Church Construction 101: Getting StartedCategory | Articles
“Who do you call first? The lender, architect, or builder?”
This is the most common question we hear as we work with churches across the country. It can be difficult to know where to start. To get the loan, the lender wants to know how much the project will cost and what it will look like. The design is necessary in order to get contractors to price the project, but it costs money to hire an architect and design a building. And should you pay an architect without a loan? Beginning a new building project can be enough to make your head spin.
Many churches approach their building program in a step-by-step manner as if they were making macaroni and cheese from a box. However, most building programs are more like a gourmet meal. Many things need to happen simultaneously in order to achieve the desired result. So rather than thinking in terms of who to call first – the architect, lender or builder – call all of them. Getting input from each source will allow you to see the project from multiple perspectives. You can then use this input to create the right “recipe” for your goals and price point. Here are some things to keep in mind as you begin.
Evaluate the need. Before contacting the parties that will be involved in your project, take time to reflect on the purpose of your project. What are the core needs of your ministry? Where are your largest growth areas? Be sure to build your project on the foundation of the goals and vision of your ministry. Ministry need should always drive the project. Taking the time to consider these items prior to beginning your project will help ensure that your new facilities meet your current and future needs.

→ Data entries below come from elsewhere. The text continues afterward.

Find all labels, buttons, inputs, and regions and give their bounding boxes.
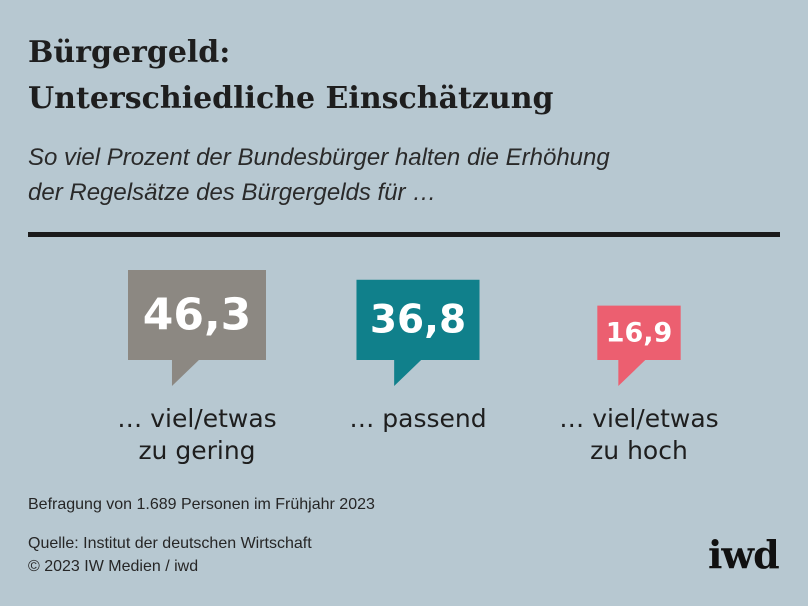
bubble-box — [128, 270, 266, 360]
source-line-2: © 2023 IW Medien / iwd — [28, 558, 199, 575]
value-label: 16,9 — [606, 317, 673, 348]
source-note: Quelle: Institut der deutschen Wirtschaf… — [28, 532, 312, 578]
bubble-2: 36,8 … passend — [349, 279, 487, 433]
divider-rule — [28, 232, 780, 237]
title-line-2: Unterschiedliche Einschätzung — [28, 81, 554, 116]
bubble-tail — [618, 359, 647, 386]
category-label: zu gering — [138, 436, 255, 465]
title-line-1: Bürgergeld: — [28, 35, 231, 70]
survey-note: Befragung von 1.689 Personen im Frühjahr… — [28, 496, 375, 513]
bubble-tail — [394, 359, 423, 386]
category-label: … viel/etwas — [559, 404, 718, 433]
subtitle-line-2: der Regelsätze des Bürgergelds für … — [28, 179, 437, 206]
source-line-1: Quelle: Institut der deutschen Wirtschaf… — [28, 535, 312, 552]
category-label: … passend — [349, 404, 486, 433]
bubble-3: 16,9 … viel/etwas zu hoch — [559, 305, 719, 465]
category-label: … viel/etwas — [117, 404, 276, 433]
bubble-box — [356, 279, 480, 360]
chart-title: Bürgergeld: Unterschiedliche Einschätzun… — [28, 30, 788, 122]
bubble-1: 46,3 … viel/etwas zu gering — [117, 270, 277, 465]
iwd-logo: iwd — [708, 532, 780, 577]
subtitle-line-1: So viel Prozent der Bundesbürger halten … — [28, 144, 610, 171]
chart-subtitle: So viel Prozent der Bundesbürger halten … — [28, 140, 788, 210]
bubble-tail — [171, 359, 200, 386]
value-label: 46,3 — [143, 290, 252, 341]
bubble-box — [597, 305, 681, 360]
category-label: zu hoch — [590, 436, 688, 465]
value-label: 36,8 — [370, 297, 466, 342]
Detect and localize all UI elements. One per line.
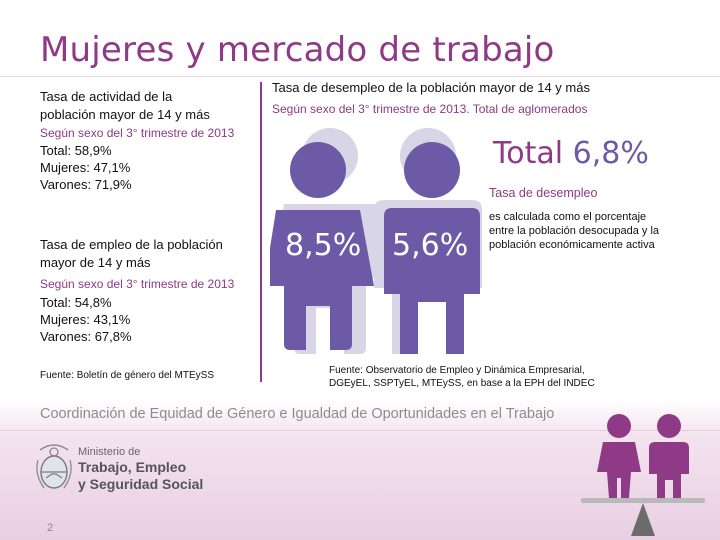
people-figures [270,128,482,354]
coordination-banner: Coordinación de Equidad de Género e Igua… [40,406,555,422]
coat-of-arms-icon [36,444,72,489]
employment-heading-line1: Tasa de empleo de la población [40,237,223,252]
unemployment-total: Total 6,8% [493,136,649,171]
activity-subtitle: Según sexo del 3° trimestre de 2013 [40,126,235,140]
activity-men: Varones: 71,9% [40,176,132,193]
activity-total-value: 58,9% [74,143,112,158]
right-source-line2: DGEyEL, SSPTyEL, MTEySS, en base a la EP… [329,378,595,389]
page-number: 2 [47,522,54,534]
ministry-line3: y Seguridad Social [78,476,204,492]
women-unemployment-rate: 8,5% [285,228,362,263]
activity-heading: Tasa de actividad de la población mayor … [40,88,210,124]
definition-title: Tasa de desempleo [489,186,598,200]
employment-heading-line2: mayor de 14 y más [40,255,151,270]
unemployment-subtitle: Según sexo del 3° trimestre de 2013. Tot… [272,102,588,116]
activity-women-value: 47,1% [93,160,131,175]
right-source: Fuente: Observatorio de Empleo y Dinámic… [329,364,595,390]
activity-men-value: 71,9% [94,177,132,192]
activity-heading-line2: población mayor de 14 y más [40,107,210,122]
employment-men: Varones: 67,8% [40,328,132,345]
man-figure [384,142,480,354]
ministry-line2: Trabajo, Empleo [78,459,187,475]
employment-subtitle: Según sexo del 3° trimestre de 2013 [40,277,235,291]
activity-heading-line1: Tasa de actividad de la [40,89,173,104]
woman-figure [270,142,374,350]
definition-text: es calculada como el porcentaje entre la… [489,210,659,252]
title-divider [0,76,720,77]
page-title: Mujeres y mercado de trabajo [40,30,555,70]
activity-stats: Total: 58,9% Mujeres: 47,1% Varones: 71,… [40,142,132,193]
employment-stats: Total: 54,8% Mujeres: 43,1% Varones: 67,… [40,294,132,345]
definition-line3: población económicamente activa [489,239,655,251]
employment-total-label: Total: [40,295,75,310]
employment-total-value: 54,8% [74,295,112,310]
activity-women: Mujeres: 47,1% [40,159,132,176]
employment-men-value: 67,8% [94,329,132,344]
employment-total: Total: 54,8% [40,294,132,311]
men-unemployment-rate: 5,6% [392,228,469,263]
employment-women-value: 43,1% [93,312,131,327]
coordination-divider [0,430,720,431]
unemployment-heading: Tasa de desempleo de la población mayor … [272,80,590,95]
employment-heading: Tasa de empleo de la población mayor de … [40,236,223,272]
equality-scale-icon [581,414,705,536]
definition-line1: es calculada como el porcentaje [489,211,647,223]
unemployment-total-label: Total [493,136,573,171]
unemployment-total-value: 6,8% [572,136,649,171]
definition-line2: entre la población desocupada y la [489,225,660,237]
employment-women: Mujeres: 43,1% [40,311,132,328]
right-source-line1: Fuente: Observatorio de Empleo y Dinámic… [329,365,585,376]
left-source: Fuente: Boletín de género del MTEySS [40,370,214,381]
ministry-line1: Ministerio de [78,446,141,458]
employment-women-label: Mujeres: [40,312,94,327]
activity-women-label: Mujeres: [40,160,94,175]
activity-total: Total: 58,9% [40,142,132,159]
column-divider [260,82,262,382]
activity-total-label: Total: [40,143,75,158]
employment-men-label: Varones: [40,329,95,344]
activity-men-label: Varones: [40,177,95,192]
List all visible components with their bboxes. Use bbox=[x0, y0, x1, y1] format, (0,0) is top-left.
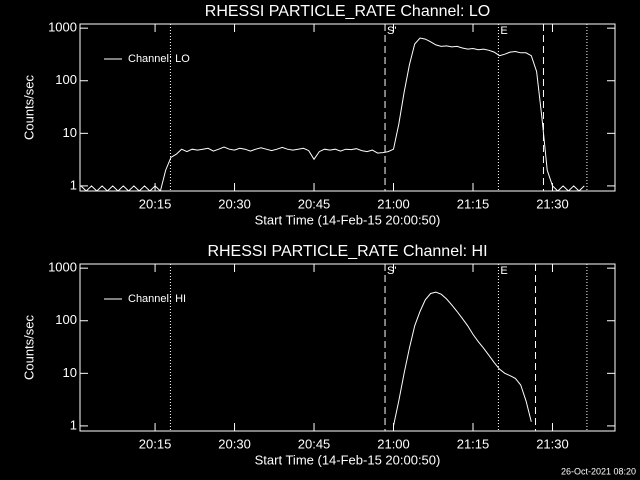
x-tick-label: 21:30 bbox=[536, 436, 569, 451]
x-axis-label: Start Time (14-Feb-15 20:00:50) bbox=[255, 212, 441, 227]
x-tick-label: 20:30 bbox=[218, 196, 251, 211]
y-tick-label: 1000 bbox=[48, 260, 77, 275]
y-tick-label: 100 bbox=[55, 72, 77, 87]
event-label: E bbox=[500, 25, 507, 37]
x-axis-label: Start Time (14-Feb-15 20:00:50) bbox=[255, 452, 441, 467]
y-tick-label: 10 bbox=[63, 125, 77, 140]
x-tick-label: 20:15 bbox=[139, 196, 172, 211]
x-tick-label: 20:45 bbox=[298, 436, 331, 451]
x-tick-label: 20:15 bbox=[139, 436, 172, 451]
x-tick-label: 21:15 bbox=[457, 196, 490, 211]
y-tick-label: 10 bbox=[63, 365, 77, 380]
date-stamp: 26-Oct-2021 08:20 bbox=[561, 466, 636, 476]
chart-title: RHESSI PARTICLE_RATE Channel: HI bbox=[207, 243, 487, 260]
x-tick-label: 20:45 bbox=[298, 196, 331, 211]
data-line bbox=[393, 291, 532, 427]
y-tick-label: 1 bbox=[70, 177, 77, 192]
y-axis-label: Counts/sec bbox=[21, 74, 36, 140]
event-label: S' bbox=[387, 265, 396, 277]
event-label: E bbox=[500, 265, 507, 277]
x-tick-label: 20:30 bbox=[218, 436, 251, 451]
plot-frame bbox=[79, 263, 616, 432]
y-tick-label: 1000 bbox=[48, 20, 77, 35]
event-label: S' bbox=[387, 25, 396, 37]
legend-label: Channel: LO bbox=[128, 53, 190, 65]
plot-frame bbox=[79, 23, 616, 192]
y-axis-label: Counts/sec bbox=[21, 314, 36, 380]
y-tick-label: 100 bbox=[55, 312, 77, 327]
x-tick-label: 21:15 bbox=[457, 436, 490, 451]
y-tick-label: 1 bbox=[70, 417, 77, 432]
x-tick-label: 21:00 bbox=[377, 196, 410, 211]
x-tick-label: 21:30 bbox=[536, 196, 569, 211]
data-line bbox=[80, 37, 585, 191]
legend-label: Channel: HI bbox=[128, 293, 186, 305]
chart-title: RHESSI PARTICLE_RATE Channel: LO bbox=[205, 3, 490, 20]
x-tick-label: 21:00 bbox=[377, 436, 410, 451]
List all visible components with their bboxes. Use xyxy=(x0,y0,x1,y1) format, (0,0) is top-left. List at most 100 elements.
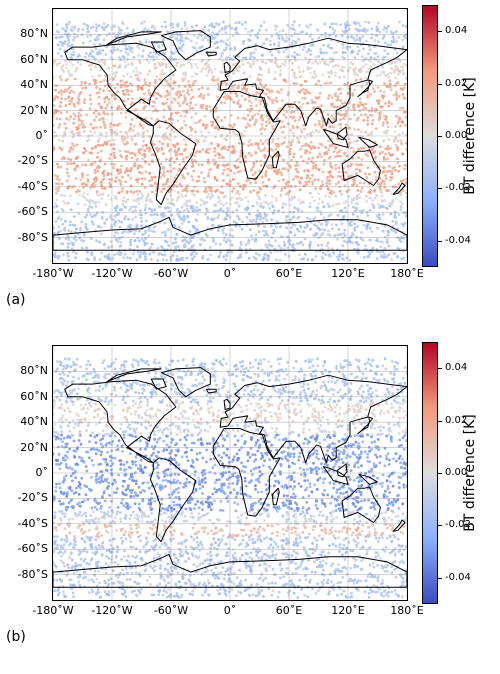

Consider your resources. Consider where you are financially. In other words, what can you afford? This can be determined by evaluating your cash position, fundraising or stewardship potential, and borrowing capacity. Your cash position is the money you’ve set aside for the project. Make a clear distinction between this money and your cash-on-hand for operating and/or emergencies. Do not deplete your operating cash in order to build as this could cripple your ministry. Your stewardship opportunity is the amount you could potentially raise from your congregation and ministry partners to help fund the project. Finally, your borrowing capacity is your debt capacity in light of your ministries, missions giving, salaries, etc. Keep in mind that what you can borrow and what you should borrow are not always the same. Think of this amount as your borrowing boundary – not as the final amount you should borrow. These items combined will give you a benchmark for the possible scale of your project.
Talking To a Lender
When looking for a lender, find one that you trust. It is also important to have a lender who understands church finances, budgets, and ministry at large. Your initial call with a lender will help you get a feel for what their underwriting standards are as well as what documentation you’ll need to provide to determine loan qualification. For an initial loan qualification, most lenders will ask for:
- Financials – Three years of financial statements presented in generally accepted accounting practice (often referred to as GAAP) and a current year-to-date financial statement.
- Appraisal or Broker’s Opinion of Value – Current market value of your property.
Some lenders identify all your income as a potential debt repayment source. This is dangerous, as it could compromise your financial commitments to various ministries and missions. Make sure you look at the big picture. A good lender will not simply talk about how much you can borrow, but how much you should borrow, as well as what other options there may be for you. In other words, discuss a financing strategy rather than just a loan. A strategy may include some type of stewardship campaign to help capitalize the project, minimize the loan, and involve your congregation in the process.
In this step, you will begin building on the ministry needs and goals that you initially defined. Use that context to work with your designer and/or contractor. The end result should be a clearly defined project scope that meets your needs and a budget that fits what you can afford. While you are working with a lender, you should also begin identifying the project and associated cost. This can be accomplished with the help of a builder, architect, consultant, or even resources within your own church. Here are a few of the more common professional resources:
- Contractors and Design-Build Firms. Many firms, especially those used to working with churches, will assist in initial project identification and estimation for no up-front costs in exchange for an opportunity to be your builder when the project progresses.
- Architect/Professional Designers. Architects often structure their services in four phases: preliminary design and/or site planning, schematics, design development, and construction drawings. You do not need to agree to all of these services up front. If you simply need to establish some parameters of a project in order to get an idea of cost and scope, request only the initial phase. Although this will not provide you with firm pricing for a project, it is usually enough to determine a price range so you can determine if you are within your budget. As you move through the process, be careful not to let the architect’s design of the building be the driving force. Instead, let ministry need and your church’s vision drive the project.
- Building Coaches/Other Church Consultants. Churches are a very specific field of construction and can be considered a hybrid of commercial and residential construction. Some churches elect to hire a “coach” or consultant to lead them through the process. Many of these experts can assist in the initial project identification through needs and ministry analysis.
Speaking with several experts simultaneously will help bring clarity to the process, project, and budget that are right for your ministry. Their expertise will also keep the project running smoothly throughout the process. As you begin to get the ball rolling in each of these areas, keep God’s vision for your ministry at the center. The Lord will guide and direct. It’s not the architect, the builder, or the lender you want calling the shots in this program. It’s Him.